Recentemente, finalizei minha tese de doutorado. Enquanto escrevia os agradecimentos, relembrei os quatro anos de trabalho de pesquisa que levaram ao texto entregue para a banca. Essa história está misturada com a gestação da minha primeira filha e todos os desafios que tive para conciliar o cuidado com a bebê, que chegou no meu segundo ano de estudos, e a manutenção do meu objetivo: tornar-me doutora em Ciência Política.

Desafios para conciliar pesquisa acadêmica e maternidade

Apenas em 2017, o Congresso Nacional reconheceu a licença maternidade para bolsas de estudo concedidas por agências de fomento à pesquisa. Antes da Lei nº 13.536/2017, a chegada dos filhos era equiparada a doenças e levava à suspensão das bolsas. Felizmente, pude ter quatro meses de licença, garantindo igual período com manutenção de pagamento. Porém, a duração da licença maternidade, que é equivalente ao regime da CLT, é pequena.

E um novo marco legislativo veio logo depois da entrega da minha tese para a banca: a Lei nº 14.925 de 2024 foi sancionada, garantindo a prorrogação dos cursos de graduação e pós-graduação por 180 dias, no mínimo. 

Vale lembrar que as mulheres são minoria entre os docentes de ensino superior (42,54%), apesar de serem maioria nos cursos de pós-graduação (54,54%), segundo dados da CAPES. Já no topo da carreira, elas representam apenas 36% de pesquisadores que recebem bolsa produtividade do CNPq.
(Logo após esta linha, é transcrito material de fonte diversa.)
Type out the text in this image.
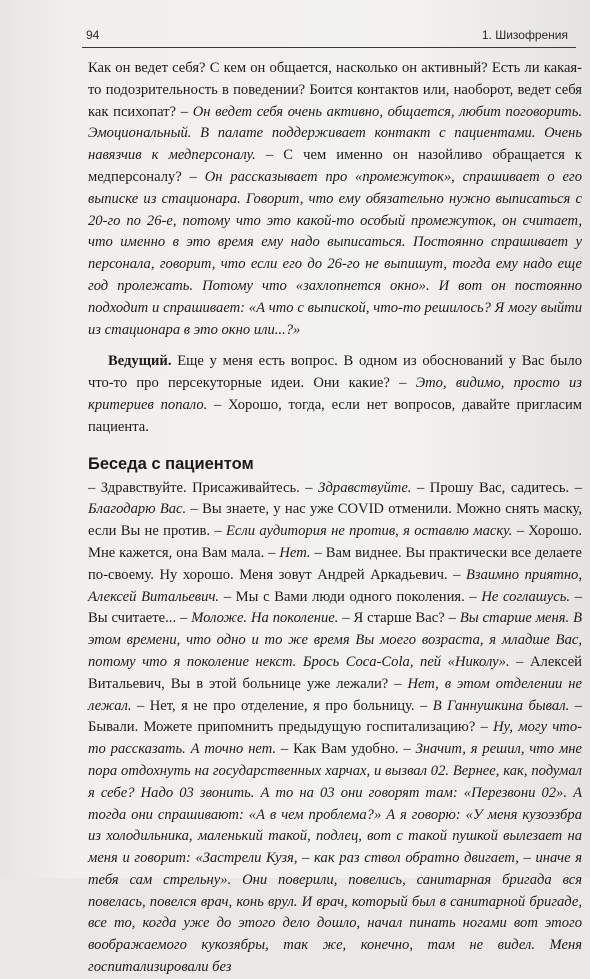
94	1. Шизофрения

Как он ведет себя? С кем он общается, насколько он активный? Есть ли какая-то подозрительность в поведении? Боится контактов или, наоборот, ведет себя как психопат? – Он ведет себя очень активно, общается, любит поговорить. Эмоциональный. В палате поддерживает контакт с пациентами. Очень навязчив к медперсоналу. – С чем именно он назойливо обращается к медперсоналу? – Он рассказывает про «промежуток», спрашивает о его выписке из стационара. Говорит, что ему обязательно нужно выписаться с 20-го по 26-е, потому что это какой-то особый промежуток, он считает, что именно в это время ему надо выписаться. Постоянно спрашивает у персонала, говорит, что если его до 26-го не выпишут, тогда ему надо еще год пролежать. Потому что «захлопнется окно». И вот он постоянно подходит и спрашивает: «А что с выпиской, что-то решилось? Я могу выйти из стационара в это окно или...?»

Ведущий. Еще у меня есть вопрос. В одном из обоснований у Вас было что-то про персекуторные идеи. Они какие? – Это, видимо, просто из критериев попало. – Хорошо, тогда, если нет вопросов, давайте пригласим пациента.

Беседа с пациентом

– Здравствуйте. Присаживайтесь. – Здравствуйте. – Прошу Вас, садитесь. – Благодарю Вас. – Вы знаете, у нас уже COVID отменили. Можно снять маску, если Вы не против. – Если аудитория не против, я оставлю маску. – Хорошо. Мне кажется, она Вам мала. – Нет. – Вам виднее. Вы практически все делаете по-своему. Ну хорошо. Меня зовут Андрей Аркадьевич. – Взаимно приятно, Алексей Витальевич. – Мы с Вами люди одного поколения. – Не соглашусь. – Вы считаете... – Моложе. На поколение. – Я старше Вас? – Вы старше меня. В этом времени, что одно и то же время Вы моего возраста, я младше Вас, потому что я поколение некст. Брось Coca-Cola, пей «Николу». – Алексей Витальевич, Вы в этой больнице уже лежали? – Нет, в этом отделении не лежал. – Нет, я не про отделение, я про больницу. – В Ганнушкина бывал. – Бывали. Можете припомнить предыдущую госпитализацию? – Ну, могу что-то рассказать. А точно нет. – Как Вам удобно. – Значит, я решил, что мне пора отдохнуть на государственных харчах, и вызвал 02. Вернее, как, подумал я себе? Надо 03 звонить. А то на 03 они говорят там: «Перезвони 02». А тогда они спрашивают: «А в чем проблема?» А я говорю: «У меня кузоэзбра из холодильника, маленький такой, подлец, вот с такой пушкой вылезает на меня и говорит: «Застрели Кузя, – как раз ствол обратно двигает, – иначе я тебя сам стрельну». Они поверили, повелись, санитарная бригада вся повелась, повелся врач, конь врул. И врач, который был в санитарной бригаде, все то, когда уже до этого дело дошло, начал пинать ногами вот этого воображаемого кукозябры, так же, конечно, там не видел. Меня госпитализировали без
Com o fim da licença veio o primeiro desafio: conciliar as tarefas da pesquisa com a amamentação e os cuidados intensos que uma bebê requer. Lembro-me de tentar decifrar um livro sobre política econômica brasileira em meio aos choros da minha filha. Nessa época, dividia a escala de cuidados com meu marido e minha mãe, garantindo a amamentação exclusiva até os seis meses. 
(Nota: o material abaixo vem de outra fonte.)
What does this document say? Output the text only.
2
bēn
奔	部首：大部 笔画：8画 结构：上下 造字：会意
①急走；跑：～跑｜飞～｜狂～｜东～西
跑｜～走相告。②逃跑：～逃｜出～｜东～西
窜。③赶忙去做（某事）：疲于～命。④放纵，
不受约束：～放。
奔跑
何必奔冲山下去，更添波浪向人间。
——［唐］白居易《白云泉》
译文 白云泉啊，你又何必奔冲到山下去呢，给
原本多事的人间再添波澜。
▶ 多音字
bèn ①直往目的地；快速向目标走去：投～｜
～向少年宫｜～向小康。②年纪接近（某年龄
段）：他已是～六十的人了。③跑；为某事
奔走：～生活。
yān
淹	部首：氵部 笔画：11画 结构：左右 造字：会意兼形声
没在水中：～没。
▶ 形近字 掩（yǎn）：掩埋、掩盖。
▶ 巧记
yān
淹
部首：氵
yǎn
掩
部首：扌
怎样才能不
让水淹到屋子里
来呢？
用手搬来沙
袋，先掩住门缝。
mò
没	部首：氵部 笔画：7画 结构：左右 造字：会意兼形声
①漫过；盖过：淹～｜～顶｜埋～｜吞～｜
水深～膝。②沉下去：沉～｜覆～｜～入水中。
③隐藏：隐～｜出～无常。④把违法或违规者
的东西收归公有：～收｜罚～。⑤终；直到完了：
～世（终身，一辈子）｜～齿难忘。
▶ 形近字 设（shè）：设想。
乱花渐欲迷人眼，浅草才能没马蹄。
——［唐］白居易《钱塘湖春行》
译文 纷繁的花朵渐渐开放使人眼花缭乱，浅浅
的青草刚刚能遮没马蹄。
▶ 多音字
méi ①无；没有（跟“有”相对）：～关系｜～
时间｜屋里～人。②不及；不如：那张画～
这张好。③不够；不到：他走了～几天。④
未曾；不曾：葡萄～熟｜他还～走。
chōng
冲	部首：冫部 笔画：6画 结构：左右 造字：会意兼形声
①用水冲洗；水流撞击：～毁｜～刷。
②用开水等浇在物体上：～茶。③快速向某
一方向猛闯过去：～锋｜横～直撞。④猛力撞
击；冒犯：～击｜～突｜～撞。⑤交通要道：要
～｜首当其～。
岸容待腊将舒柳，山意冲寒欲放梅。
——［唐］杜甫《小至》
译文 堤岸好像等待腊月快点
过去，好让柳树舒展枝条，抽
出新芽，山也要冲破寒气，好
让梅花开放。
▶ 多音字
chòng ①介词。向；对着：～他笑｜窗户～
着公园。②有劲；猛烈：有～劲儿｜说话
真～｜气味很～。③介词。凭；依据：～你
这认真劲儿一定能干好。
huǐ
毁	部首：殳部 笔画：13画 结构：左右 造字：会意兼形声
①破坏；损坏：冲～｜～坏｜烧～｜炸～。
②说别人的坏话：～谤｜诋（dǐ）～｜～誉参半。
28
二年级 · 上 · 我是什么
A história de sucesso que quero compartilhar, que terminei a tese, é permeada por falhas, inseguranças e perda de produtividade. Não quero me exceder nos detalhes do quão sofrido foi buscar o apoio de uma escolinha, quando percebi que precisava de mais horas de trabalho. Nem do quanto eu fiquei doente devido à privação de sono e às viroses vindas da creche. Também não quero esquecer do quanto me aliviava ao terminar um dia bem produtivo e, finalmente, poder encontrar com minha pequena. 

A importância de uma rede de apoio dentro e fora do ambiente familiar

Quero frisar uma coisa simples e potente: para que mães ou pais recém chegados possam manter a produtividade, é necessário muita ajuda. É o que é repetidamente chamado de rede de apoio. Ela pode ter vários formatos, porque pode ser tecida de diversas formas. Mas em torno de um bebê, o ideal é que se proliferem diversos nós para sustentá-lo. E, também, para sustentar seu núcleo de cuidadores. 

Infelizmente, nem todo mundo consegue ter essa rede, o que torna as coisas ainda mais árduas. Mesmo assim, não enxergar todo o trabalho de cuidado – que pode ser remunerado ou não – que existe em torno de um bebê pode ser bastante prejudicial. E, aqui, vou falar só de dois efeitos disso.

O primeiro é reforçar a sobrecarga dos trabalhos de cuidado femininos. Como em uma profecia autorrealizável, a expectativa da sociedade de que as mães se responsabilizem mais pelo cuidado dos filhos pode fazer com que elas não recebam o apoio necessário e produzam menos.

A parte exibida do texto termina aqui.